Charles Gasparino is an award-winning business journalist, on-air editor for CNBC, a columnist for the Daily Beast and the New York Post, and a freelance writer for Forbes and other publications. He previously wrote for Newsweek and the Wall Street Journal, where he covered issues on Wall Street, including pension funds, mutual funds, and regulatory issues. His current New York Times best-seller, The Sellout: How Wall Street Greed and Stupidity Destroyed America's Dominance of the Global Financial System (Harper) is the definitive book on the current financial crisis in the Untied States and the events that led up to what is now being called "The Great Recession." A sought after speaker at financial institutions, business conferences, and universities, he shares his inside knowledge of Wall Street and the world of finance to tell audiences how we plummeted into a Great Recession, what's really going on with the economy, and what it means for the road ahead.
Looking back three decades, Gasparino's "Sellout" talk reveals the rise of leverage and excessive risk taking on Wall Street. He introduces audiences to the coterie of cowboy bond traders from Salomon Brothers, first Boston, and other major Wall Street firms in the 1980s who went on to become some of the biggest and richest players on Wall Street by trading in early mortgage backed securities. He shows how over the next three decades Wall Street would fully embrace a business model based on excessive risk taking the would lead to its demise and the near ruination of the US economy. With access to the highest realms of Wall Street finance because of his years of experience on the beat, Gasparino brings a unique perspective to the financial crisis.

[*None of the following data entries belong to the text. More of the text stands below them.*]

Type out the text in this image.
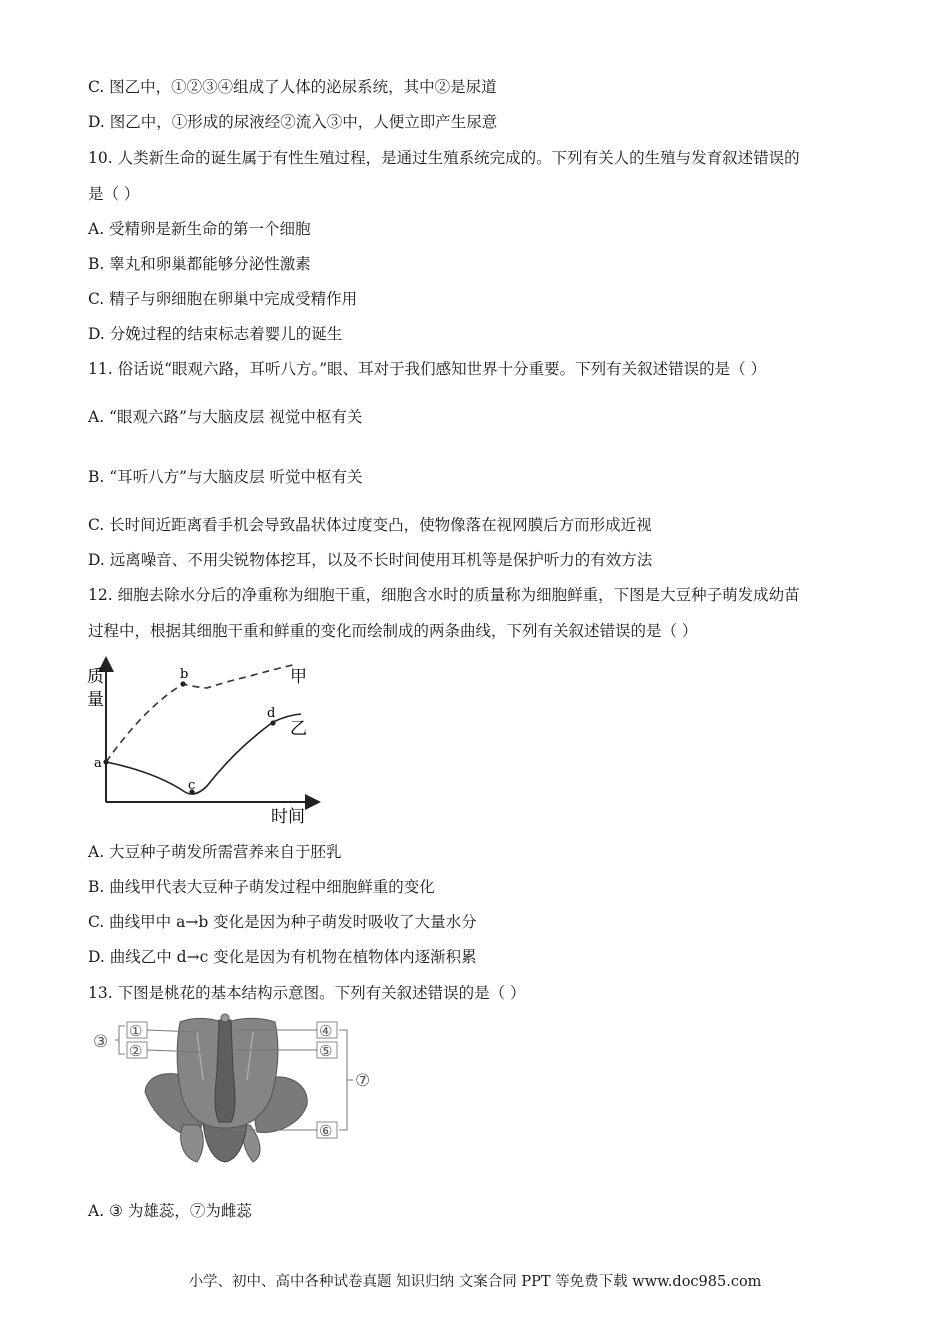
C. 图乙中，①②③④组成了人体的泌尿系统，其中②是尿道
D. 图乙中，①形成的尿液经②流入③中，人便立即产生尿意
10. 人类新生命的诞生属于有性生殖过程，是通过生殖系统完成的。下列有关人的生殖与发育叙述错误的
是（ ）
A. 受精卵是新生命的第一个细胞
B. 睾丸和卵巢都能够分泌性激素
C. 精子与卵细胞在卵巢中完成受精作用
D. 分娩过程的结束标志着婴儿的诞生
11. 俗话说“眼观六路，耳听八方。”眼、耳对于我们感知世界十分重要。下列有关叙述错误的是（ ）
A. “眼观六路”与大脑皮层 视觉中枢有关
B. “耳听八方”与大脑皮层 听觉中枢有关
C. 长时间近距离看手机会导致晶状体过度变凸，使物像落在视网膜后方而形成近视
D. 远离噪音、不用尖锐物体挖耳，以及不长时间使用耳机等是保护听力的有效方法
12. 细胞去除水分后的净重称为细胞干重，细胞含水时的质量称为细胞鲜重，下图是大豆种子萌发成幼苗
过程中，根据其细胞干重和鲜重的变化而绘制成的两条曲线，下列有关叙述错误的是（ ）
质
量
时间
a
b
c
d
甲
乙
A. 大豆种子萌发所需营养来自于胚乳
B. 曲线甲代表大豆种子萌发过程中细胞鲜重的变化
C. 曲线甲中 a→b 变化是因为种子萌发时吸收了大量水分
D. 曲线乙中 d→c 变化是因为有机物在植物体内逐渐积累
13. 下图是桃花的基本结构示意图。下列有关叙述错误的是（ ）
③
①
②
④
⑤
⑥
⑦
A. ③ 为雄蕊，⑦为雌蕊
小学、初中、高中各种试卷真题 知识归纳 文案合同 PPT 等免费下载 www.doc985.com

Before joining CNBC, Gasparino was a senior writer at Newsweek magazine, where he wrote features about some of the biggest issues affecting Wall Street. A former writer covering Wall Street, pension funds, mutual funds, and regulatory issues, he consistently broke news on some of the biggest financial scandals of recent times for the Wall Street Journal, including the fall of Martha Stewart, Henry Blodget, and Jack Grubman. Gasparino was nominated for the Pulitzer Prize in beat reporting in 2002 and won the New York Press Club award for best continuing coverage of the Wall Street research scandals. In 2003, he was nominated for the Pulitzer as part of the Wall Street Journal's coverage of the controversy surrounding former New York Stock Exchange Chairman Richard Grasso's pay package and has won numerous other awards for his reporting and writing.

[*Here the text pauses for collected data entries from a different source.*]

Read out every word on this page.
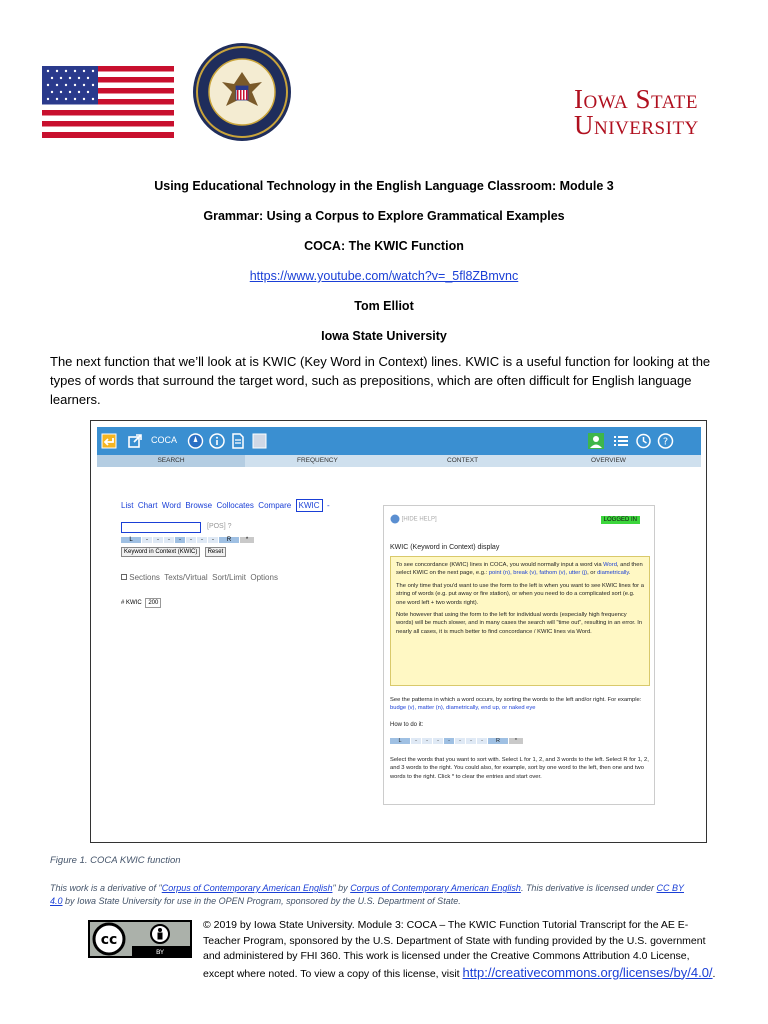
Iowa State
University
Using Educational Technology in the English Language Classroom: Module 3
Grammar: Using a Corpus to Explore Grammatical Examples
COCA: The KWIC Function
https://www.youtube.com/watch?v=_5fl8ZBmvnc
Tom Elliot
Iowa State University
The next function that we’ll look at is KWIC (Key Word in Context) lines. KWIC is a useful function for looking at the types of words that surround the target word, such as prepositions, which are often difficult for English language learners.
COCA	?
SEARCH	FREQUENCY	CONTEXT	OVERVIEW
List Chart Word Browse Collocates Compare KWIC -
[POS] ?
L	-	-	-	-	-	-	-	R	*
Keyword in Context (KWIC) Reset
Sections Texts/Virtual Sort/Limit Options
# KWIC 200
[HIDE HELP]	LOGGED IN
KWIC (Keyword in Context) display
To see concordance (KWIC) lines in COCA, you would normally input a word via Word, and then select KWIC on the next page, e.g.: point (n), break (v), fathom (v), utter (j), or diametrically.
The only time that you'd want to use the form to the left is when you want to see KWIC lines for a string of words (e.g. put away or fire station), or when you need to do a complicated sort (e.g. one word left + two words right).
Note however that using the form to the left for individual words (especially high frequency words) will be much slower, and in many cases the search will "time out", resulting in an error. In nearly all cases, it is much better to find concordance / KWIC lines via Word.
See the patterns in which a word occurs, by sorting the words to the left and/or right. For example: budge (v), matter (n), diametrically, end up, or naked eye
How to do it:
L	-	-	-	-	-	-	-	R	*
Select the words that you want to sort with. Select L for 1, 2, and 3 words to the left. Select R for 1, 2, and 3 words to the right. You could also, for example, sort by one word to the left, then one and two words to the right. Click * to clear the entries and start over.
Figure 1. COCA KWIC function
This work is a derivative of "Corpus of Contemporary American English" by Corpus of Contemporary American English. This derivative is licensed under CC BY 4.0 by Iowa State University for use in the OPEN Program, sponsored by the U.S. Department of State.
cc
BY
© 2019 by Iowa State University. Module 3: COCA – The KWIC Function Tutorial Transcript for the AE E-Teacher Program, sponsored by the U.S. Department of State with funding provided by the U.S. government and administered by FHI 360. This work is licensed under the Creative Commons Attribution 4.0 License, except where noted. To view a copy of this license, visit http://creativecommons.org/licenses/by/4.0/.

Gasparino is the author of Blood on the Street: The Sensational Inside Story of How Wall Street Analysts Duped a Generation of Investors, which was a BusinessWeek best-seller and was listed by Barron's as one of the best business books of 2005, and King of the Club: Richard Grasso and the Survival of the New York Stock Exchange, which was named one of the best business books of 2007 by Library Journal.
Gasparino lives in New York City.
Praise for the Work of Charles Gasparino:
"[A] splendid account of the financial meltdown."
-- Wall Street Journal on The Sellout
"Gasparino has consistently broken news on some of the biggest financial scandals of recent years, including the fall of Martha Stewart, Henry Blodget, and Jack Grubman. As anyone who reads the business pages knows, Charlie is one of the best reporters in the field."
-- Mark Whitaker, former editor, Newsweek
"Gasparino describes, in page-turning detail, a Wall Street world of ruthless financial titans... No collection of courtroom documents will ever tell the story... as well as Mr. Gasparino does."
-- Wall Street Journal, on King of the Club
"A tough outsider willing to go to battle with anyone - colleague or contact - in pursuit of the story."
-- Financial Times
"An especially aggressive reporter."
-- Vanity Fair
"Gasparino is credited with breaking some of the more titillating tales of Wall Street misconduct."
-- New York Post
"Born in the Bronx to a construction worker and a housewife, Gasparino has risen from his working-class roots to become one of the most influential business reporters at work today."